The report “gives us a common nomenclature,” said John Bailey, director of ED’s Office of Educational Technology. Using different termssuch as “digital literacy,” “media literacy,” or “screen literacy”for the same skills confuses policy makers at the local, state, and federal levels, Bailey said.
The report also “gives us a roadmap to get beyond the either-or debate,” Bailey said. Many educators have questioned how it is possible to teach information literacy skills when there is already limited time to address basic skills such as reading and mathbut the MILE Guide shows educators how to integrate these two types of skills together, he said.
According to the report, educators should incorporate the following six key elements of a 21st-century education:
- Stress core subjects;
- Emphasize learning skills;
- Use 21st-century tools to develop learning skills;
- Teach in a 21st-century context;
- Teach using new 21st-century content; and
- Use 21st-century assessments that measure core subjects and 21st-century skills.
The report also outlines nine specific steps to incorporate 21st-century learning skills into education:
- Embrace a powerful vision of public education that includes 21st-century skills;
- Align leadership, management, and resources with educational goals;
- Assess where schools are now;
- Prioritize the 21st-century skills to focus on;
- Develop a professional development plan for teaching 21st-century skills;
- Ensure that students have equitable access to a 21st-century education;
- Begin developing assessments to measure student progress in 21st-century skills;
- Collaborate with outside partners; and
- Plan collectively and strategically for the future.
In addition, the report lists actions that parents, administrators, and policy makers can take to help integrate 21st-century skills into their communities.

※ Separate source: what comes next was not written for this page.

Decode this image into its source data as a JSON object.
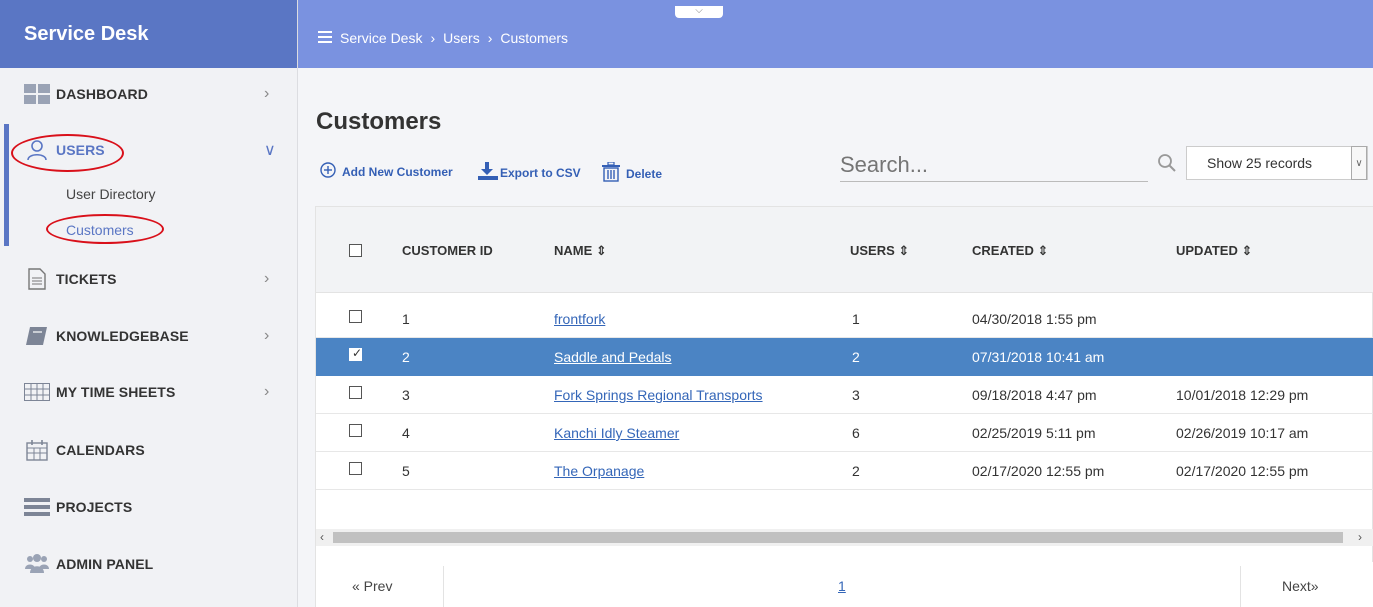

The MILE Guide provides a roadmap for educators and administrators to measure the progress of their schools in defining, teaching, and assessing 21st-century skills. Educators and administrators can use the guide to determine where they are, what benchmarks and goals they should set, and what grants they can apply for to help make it happen. A color-coded matrix easily helps school administrators identify weaknesses and areas in need of improvement.
The guide is also available online. School leaders can assess how their schools are preparing students for a 21st-century education at the partnership’s web site and can get a report of the results based on the MILE Guide.
The greatest challenge now is getting educators to voluntarily use the MILE Guide in their planning, members of the partnership said. At the very least, its members hope educators will take the online survey to see where they are.